Citation:  Pp. 119-122 in Total Maximum Daily Load (TMDL) Environmental Regulations–II Proceedings of the 8-12 November 2003 Conference (Albuquerque, New Mexico USA), Publication Date 8 November 2003.  .(doi:10.13031/2013.15546)
Authors:   D.S. Fisher and A.L. Dillard
Keywords:   animal wastes, bacteria, fecal coliform, lakes, microbial, ponds, water quality

The Upper Oconee watershed of Georgia is typical of the Piedmont and water quality is a key issue in the urbanization of this historically agricultural region.
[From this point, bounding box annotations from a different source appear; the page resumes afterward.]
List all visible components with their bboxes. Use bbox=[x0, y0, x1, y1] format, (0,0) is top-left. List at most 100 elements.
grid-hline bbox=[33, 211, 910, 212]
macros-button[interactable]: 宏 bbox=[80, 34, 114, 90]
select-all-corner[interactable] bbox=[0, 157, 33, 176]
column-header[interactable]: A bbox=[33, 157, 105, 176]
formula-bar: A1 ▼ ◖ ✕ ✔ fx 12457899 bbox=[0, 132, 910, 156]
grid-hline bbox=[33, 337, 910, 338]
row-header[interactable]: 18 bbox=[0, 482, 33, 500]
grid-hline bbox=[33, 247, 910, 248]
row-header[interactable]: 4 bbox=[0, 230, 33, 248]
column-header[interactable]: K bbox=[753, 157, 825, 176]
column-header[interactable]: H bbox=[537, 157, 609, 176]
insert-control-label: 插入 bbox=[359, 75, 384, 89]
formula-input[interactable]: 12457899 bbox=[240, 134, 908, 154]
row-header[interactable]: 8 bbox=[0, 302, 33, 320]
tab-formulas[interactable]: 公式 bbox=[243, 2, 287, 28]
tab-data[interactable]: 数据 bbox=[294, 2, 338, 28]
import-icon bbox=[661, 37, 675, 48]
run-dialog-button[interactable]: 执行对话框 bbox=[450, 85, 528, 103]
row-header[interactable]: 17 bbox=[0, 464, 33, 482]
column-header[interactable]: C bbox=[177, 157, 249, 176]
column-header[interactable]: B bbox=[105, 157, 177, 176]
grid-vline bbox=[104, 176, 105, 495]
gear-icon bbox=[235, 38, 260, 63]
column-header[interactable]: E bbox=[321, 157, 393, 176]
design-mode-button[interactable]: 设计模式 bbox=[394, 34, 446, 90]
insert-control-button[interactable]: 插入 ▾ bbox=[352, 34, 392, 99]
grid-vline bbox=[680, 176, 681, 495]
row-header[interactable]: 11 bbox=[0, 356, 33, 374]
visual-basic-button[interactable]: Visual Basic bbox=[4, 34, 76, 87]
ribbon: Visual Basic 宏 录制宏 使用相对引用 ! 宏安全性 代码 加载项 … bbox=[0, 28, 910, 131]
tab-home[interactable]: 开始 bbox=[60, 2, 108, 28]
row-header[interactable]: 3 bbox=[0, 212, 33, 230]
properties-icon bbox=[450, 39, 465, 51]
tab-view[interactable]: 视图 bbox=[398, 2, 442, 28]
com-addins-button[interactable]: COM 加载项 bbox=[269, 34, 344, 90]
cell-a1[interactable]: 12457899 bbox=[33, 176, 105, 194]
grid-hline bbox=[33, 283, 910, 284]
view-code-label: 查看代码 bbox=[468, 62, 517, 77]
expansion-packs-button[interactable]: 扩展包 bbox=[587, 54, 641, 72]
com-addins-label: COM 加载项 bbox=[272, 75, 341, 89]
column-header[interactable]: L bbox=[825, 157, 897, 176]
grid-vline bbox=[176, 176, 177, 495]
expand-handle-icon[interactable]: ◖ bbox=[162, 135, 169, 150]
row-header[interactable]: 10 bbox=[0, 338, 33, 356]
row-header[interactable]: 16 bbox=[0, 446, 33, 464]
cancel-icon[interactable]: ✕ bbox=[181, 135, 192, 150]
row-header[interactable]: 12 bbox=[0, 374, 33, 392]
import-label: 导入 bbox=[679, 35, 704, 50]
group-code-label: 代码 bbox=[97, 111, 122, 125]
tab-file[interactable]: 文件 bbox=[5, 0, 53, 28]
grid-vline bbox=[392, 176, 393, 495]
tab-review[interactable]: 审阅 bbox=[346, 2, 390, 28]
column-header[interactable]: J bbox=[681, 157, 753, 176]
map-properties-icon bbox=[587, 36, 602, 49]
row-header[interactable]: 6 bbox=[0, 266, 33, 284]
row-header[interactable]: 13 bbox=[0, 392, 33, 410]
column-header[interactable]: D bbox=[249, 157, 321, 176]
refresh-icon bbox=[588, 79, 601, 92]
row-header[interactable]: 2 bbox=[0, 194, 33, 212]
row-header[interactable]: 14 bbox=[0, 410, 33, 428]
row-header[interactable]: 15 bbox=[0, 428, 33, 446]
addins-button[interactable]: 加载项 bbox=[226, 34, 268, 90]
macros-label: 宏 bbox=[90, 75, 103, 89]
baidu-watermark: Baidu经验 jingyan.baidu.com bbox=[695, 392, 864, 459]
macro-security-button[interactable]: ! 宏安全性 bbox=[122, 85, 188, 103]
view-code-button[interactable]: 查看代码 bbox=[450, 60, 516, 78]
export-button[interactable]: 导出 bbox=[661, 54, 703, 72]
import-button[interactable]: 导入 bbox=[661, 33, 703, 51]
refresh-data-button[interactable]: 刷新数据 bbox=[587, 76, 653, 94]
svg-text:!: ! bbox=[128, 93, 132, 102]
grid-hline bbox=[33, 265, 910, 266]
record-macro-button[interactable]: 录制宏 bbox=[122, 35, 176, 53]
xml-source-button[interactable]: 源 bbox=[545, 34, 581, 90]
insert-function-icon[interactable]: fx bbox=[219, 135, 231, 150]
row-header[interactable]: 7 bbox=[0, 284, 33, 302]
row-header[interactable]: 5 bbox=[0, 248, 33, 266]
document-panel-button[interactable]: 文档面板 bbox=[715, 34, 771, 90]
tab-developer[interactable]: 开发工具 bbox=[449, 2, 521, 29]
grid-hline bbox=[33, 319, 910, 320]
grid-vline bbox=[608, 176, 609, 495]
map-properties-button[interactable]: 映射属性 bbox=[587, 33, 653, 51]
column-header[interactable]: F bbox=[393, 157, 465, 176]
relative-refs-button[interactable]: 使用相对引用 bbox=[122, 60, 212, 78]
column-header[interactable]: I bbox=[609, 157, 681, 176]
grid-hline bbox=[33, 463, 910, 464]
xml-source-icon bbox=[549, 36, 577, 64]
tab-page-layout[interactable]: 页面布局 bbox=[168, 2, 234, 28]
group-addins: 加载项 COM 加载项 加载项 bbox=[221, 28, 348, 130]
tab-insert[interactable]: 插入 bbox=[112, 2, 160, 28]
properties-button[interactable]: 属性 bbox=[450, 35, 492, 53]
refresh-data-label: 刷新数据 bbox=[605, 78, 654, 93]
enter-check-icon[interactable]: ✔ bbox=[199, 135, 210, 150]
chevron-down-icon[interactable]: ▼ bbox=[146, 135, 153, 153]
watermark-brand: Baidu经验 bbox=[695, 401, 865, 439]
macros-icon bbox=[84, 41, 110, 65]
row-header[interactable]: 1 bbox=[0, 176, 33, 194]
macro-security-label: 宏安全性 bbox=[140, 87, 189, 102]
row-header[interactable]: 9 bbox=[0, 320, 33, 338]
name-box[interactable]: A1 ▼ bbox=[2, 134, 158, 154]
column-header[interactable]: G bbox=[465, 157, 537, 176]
Fecal indicators may be found in higher numbers than regulatory targets and agricultural non-point sources are sometimes implicated. We enumerated E. coli and enterococci bacteria at 18 sites for 3 years (2200 observations) within the Upper Oconee watershed of Georgia in the Southern Piedmont of the USA. Contributing areas ranged from 1,500 to 40,000 ha. Even though both E. coli and enterococci are both used as fecal indicator organisms they were not highly correlated. High numbers of enterococci relative to E. coli may indicate wildlife sources. Cumulative distributions provided a means of comparing various regulatory threshold levels and the percentage of observations below the threshold. With the E. coli data pooled, approximately 25% of the samples were below 200 MPN/100 ml, approximately 68% were below 550 MPN/100 ml, and at 1000 MPN/100 ml only 82% of the samples had lower estimates. With the enterococci data, 38% of the samples were below 200 MPN/100 ml, 72% were below 550 MPN/100 ml, and approximately 82% of the samples were below 1000 MPN/100 ml. The two assays had similar distributions but enterococci numbers were more frequently (38% vs. 25%) below an MPN of 200 /100ml than E. coli. Both assays indicate contamination but lack of correlation may be related to source and viability in the watershed.